NI legal system : quick facts

Northern Ireland is one of the three legal jurisdictions in the United Kingdom (you can find out more about the others in our guides called UK Law and Scottish Law).  It operates a common law system which combines the passing of legislation but also the creation of precedents through case law. 

The laws are established by the passing of legislation by the Northern Ireland Assembly, or by the UK Parliament in some matters.  The Northern Ireland Assembly and its powers were established by the Northern Ireland Act 1998, passed by the UK Parliament.  The Assembly is an elected body, which in turn elects an Executive from among its members.   In April 2010 justice and policing matters were additionally devolved under the Department of Justice Act (Northern Ireland) 2010.  Northern Ireland has its own independent court system and judiciary, but the highest court of appeal remains the UK Supreme Court.  The court system and case law are controlled by the judiciary, which is completely separate from the Assembly.

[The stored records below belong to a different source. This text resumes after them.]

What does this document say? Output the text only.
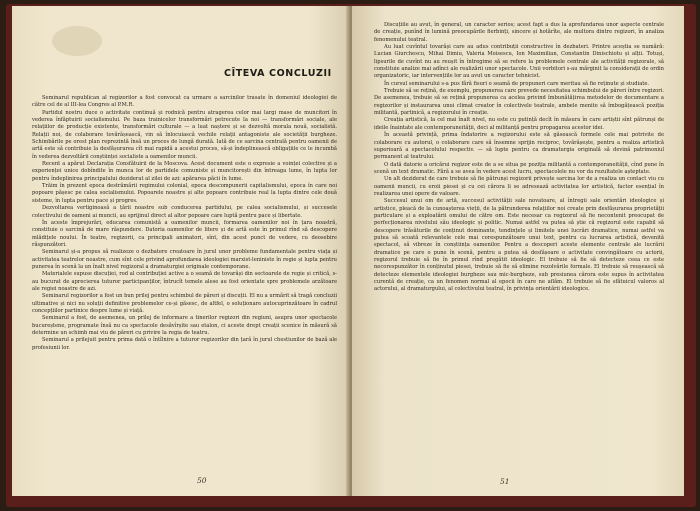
CÎTEVA CONCLUZII

Seminarul republican al regizorilor a fost convocat ca urmare a sarcinilor trasate în domeniul ideologiei de către cel de al III-lea Congres al P.M.R.

Partidul nostru duce o activitate continuă și rodnică pentru atragerea celor mai largi mase de muncitori în vederea înfăptuirii socialismului. Pe baza trainicelor transformări petrecute la noi — transformări sociale, ale relațiilor de producție existente, transformări culturale — a luat naștere și se dezvoltă morala nouă, socialistă. Relații noi, de colaborare tovărășească, vin să înlocuiască vechile relații antagoniste ale societății burgheze. Schimbările pe orest plan reprezintă însă un proces de lungă durată. Iată de ce sarcina centrală pentru oamenii de artă este să contribuie la desfășurarea cît mai rapidă a acestui proces, să-și îndeplinească obligațiile ce le incumbă în vederea dezvoltării conștiinței socialiste a oamenilor muncii.

Recent a apărut Declarația Consfătuirii de la Moscova. Acest document este o expresie a voinței colective și a experienței unice dobîndite în munca lor de partidele comuniste și muncitorești din întreaga lume, în lupta lor pentru îndeplinirea principalului deziderat al zilei de azi: apărarea păcii în lume.

Trăim în prezent epoca destrămării regimului colonial, epoca descompunerii capitalismului, epoca în care noi popoare pășesc pe calea socialismului. Popoarele noastre și alte popoare contribuie real la lupta dintre cele două sisteme, în lupta pentru pace și progres.

Dezvoltarea vertiginoasă a țării noastre sub conducerea partidului, pe calea socialismului, și succesele colectivului de oameni ai muncii, au sprijinul direct al altor popoare care luptă pentru pace și libertate.

În aceste împrejurări, educarea comunistă a oamenilor muncii, formarea oamenilor noi în țara noastră, constituie o sarcină de mare răspundere. Datoria oamenilor de litere și de artă este în primul rînd să descopere mlădițele noului. În teatre, regizorii, ca principali animatori, sînt, din acest punct de vedere, cu deosebire răspunzători.

Seminarul și-a propus să realizeze o dezbatere creatoare în jurul unor probleme fundamentale pentru viața și activitatea teatrelor noastre, cum sînt cele privind aprofundarea ideologiei marxist-leniniste în regie și lupta pentru punerea în scenă la un înalt nivel regizoral a dramaturgiei originale contemporane.

Materialele supuse discuției, rod al contribuției active a o seamă de tovarăși din sectoarele de regie și critică, s-au bucurat de aprecierea tuturor participanților, întrucît temele alese au fost orientate spre problemele arzătoare ale regiei noastre de azi.

Seminarul regizorilor a fost un bun prilej pentru schimbul de păreri și discuții. El nu a urmărit să tragă concluzii ultimative și nici nu soluții definitive problemelor ce-și găsesc, de altfel, o soluționare autocuprinzătoare în cadrul concepțiilor partinice despre lume și viață.

Seminarul a fost, de asemenea, un prilej de informare a tinerilor regizori din regiuni, asupra unor spectacole bucureștene, programate însă nu ca spectacole desăvîrșite sau etalon, ci aceste drept creații scenice în măsură să determine un schimb mai viu de păreri cu privire la regia de teatru.

Seminarul a prilejuit pentru prima dată o întîlnire a tuturor regizorilor din țară în jurul chestiunilor de bază ale profesiunii lor.

50

Discuțiile au avut, în general, un caracter serios; acest fapt a dus la aprofundarea unor aspecte centrale de creație, punînd în lumină preocupările fierbinți, sincere și hotărîte, ale multora dintre regizori, în analiza fenomenului teatral.

Au luat cuvîntul tovarăși care au adus contribuții constructive în dezbateri. Printre aceștia se numără: Lucian Giurchescu, Mihai Dimiu, Valeria Moisescu, Ion Maximilian, Constantin Dinischiotu și alții. Totuși, lipsurile de cuvînt nu au reușit în întregime să se refere la problemele centrale ale activității regizorale, să constituie analize mai adînci ale realizării unor spectacole. Unii vorbitori s-au mărginit la considerații de ordin organizatoric, iar intervențiile lor au avut un caracter tehnicist.

În cursul seminarului s-a pus fără fisuri o seamă de propuneri care meritau să fie reținute și studiate.

Trebuie să se rețină, de exemplu, propunerea care prevede necesitatea schimbului de păreri între regizori. De asemenea, trebuie să se rețină propunerea ca acelea privind îmbunătățirea metodelor de documentare a regizorilor și instaurarea unui climat creator în colectivele teatrale, ambele menite să îmbogățească poziția militantă, partinică, a regizorului în creație.

Creația artistică, la cel mai înalt nivel, nu este cu putință decît în măsura în care artiștii sînt pătrunși de ideile înaintate ale contemporaneității, deci al militanță pentru propagarea acestor idei.

În această privință, prima îndatorire a regizorului este să găsească formele cele mai potrivite de colaborare cu autorul, o colaborare care să însemne sprijin reciproc, tovărășește, pentru a realiza artistică superioară a spectacolului respectiv. — să lupte pentru ca dramaturgia originală să devină patrimoniul permanent al teatrului.

O dată datorie a oricărui regizor este de a se situa pe poziția militantă a contemporaneității, cînd pune în scenă un text dramatic. Fără a se avea în vedere acest lucru, spectacolele nu vor da rezultatele așteptate.

Un alt deziderat de care trebuie să fie pătrunși regizorii privește sarcina lor de a realiza un contact viu cu oamenii muncii, cu eroii piesei și cu cei cărora li se adresează activitatea lor artistică, factor esențial în realizarea unei opere de valoare.

Succesul unui om de artă, succesul activității sale novatoare, al întregii sale orientări ideologice și artistice, pleacă de la cunoașterea vieții, de la pătrunderea relațiilor noi create prin desfășurarea proprietății particulare și a exploatării omului de către om. Este necesar ca regizorul să fie necontenit preocupat de perfecționarea nivelului său ideologic și politic. Numai astfel va putea să știe că regizorul este capabil să descopere trăsăturile de conținut dominante, tendințele și limitele unei lucrări dramatice, numai astfel va putea să scoată relevantele cele mai corespunzătoare unui text, pentru ca lucrarea artistică, devenită spectacol, să vibreze în conștiința oamenilor. Pentru a descoperi aceste elemente centrale ale lucrării dramatice pe care o pune în scenă, pentru a putea să desfășoare o activitate convingătoare cu actorii, regizorul trebuie să fie în primul rînd pregătit ideologic. El trebuie să fie să detecteze ceea ce este necorespunzător în conținutul piesei, trebuie să fie să elimine rezolvările formale. El trebuie să reușească să detecteze elementele ideologiei burgheze sau mic-burgheze, sub presiunea cărora este supus în activitatea curentă de creație, ca un fenomen normal al epocii în care ne aflăm. El trebuie să fie sfătuicul valoros al actorului, al dramaturgului, al colectivului teatral, în privința orientării ideologice.

51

The UK is a member of the EU, so EU law also applies: there is more information about EU law in the EU Law guide.

 

 

 

NI court structure

Below is the court structure for Northern Ireland (taken from the pdf available on the Northern Ireland Courts and Tribunals Service website).

Brief history

The United Kingdom was established by the union of Great Britain and Ireland in 1801 and defined in 1921 with the division of Ireland into Northern Ireland and the Republic of Ireland.  Northern Ireland is one of the 3 legal jurisdictions which make up the UK; the other 2 are (a) England and Wales, (b) Scotland.  Each jurisdiction has its own court system and legal profession.

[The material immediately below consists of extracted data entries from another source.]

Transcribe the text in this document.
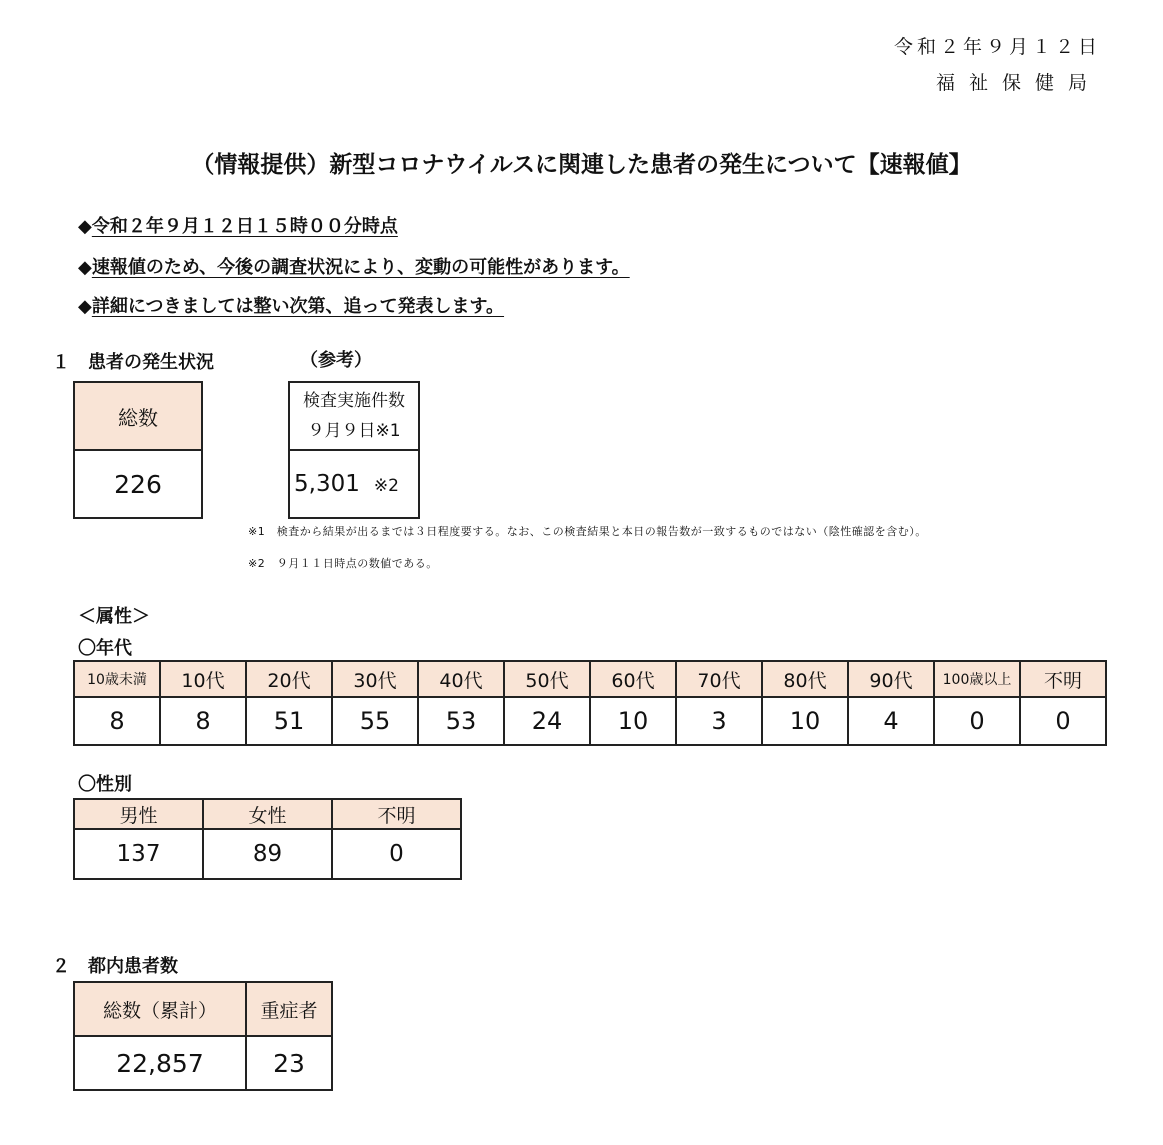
令和２年９月１２日
福祉保健局
（情報提供）新型コロナウイルスに関連した患者の発生について【速報値】
◆令和２年９月１２日１５時００分時点
◆速報値のため、今後の調査状況により、変動の可能性があります。
◆詳細につきましては整い次第、追って発表します。
１　患者の発生状況	（参考）
総数
226
検査実施件数
９月９日※1

5,301 ※2
※1　検査から結果が出るまでは３日程度要する。なお、この検査結果と本日の報告数が一致するものではない（陰性確認を含む）。
※2　９月１１日時点の数値である。
＜属性＞
〇年代
10歳未満	10代	20代	30代	40代	50代	60代	70代	80代	90代	100歳以上	不明
8	8	51	55	53	24	10	3	10	4	0	0
〇性別
男性	女性	不明
137	89	0
２　都内患者数
総数（累計）	重症者
22,857	23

The Government of Ireland Act 1920 created the UK's first regional Parliament in Northern Ireland, which is often known as the Stormont Parliament after its location.  In 1972 the Stormont Parliament was suspended by Westminster, because of its inability to deal with serious civil unrest, beginning a period of 'direct rule'.  The details of this system of government were set out in the Northern Ireland (Temporary Provisions) Act 1972.  Under direct rule most matters which would have been legislated the the Parliament of Northern Ireland were dealt with by the Privy Council, in the form of Orders in Council.  

In 1998, following the Good Friday Agreement, a new Northern Ireland Assembly was established, with its powers set out in the Northern Ireland Act 1998.  Further powers to deal with policing and criminal justice were devolved from Westminster in 2010.  The UK Parliament in Westminster continues to have reponsibility for some matters.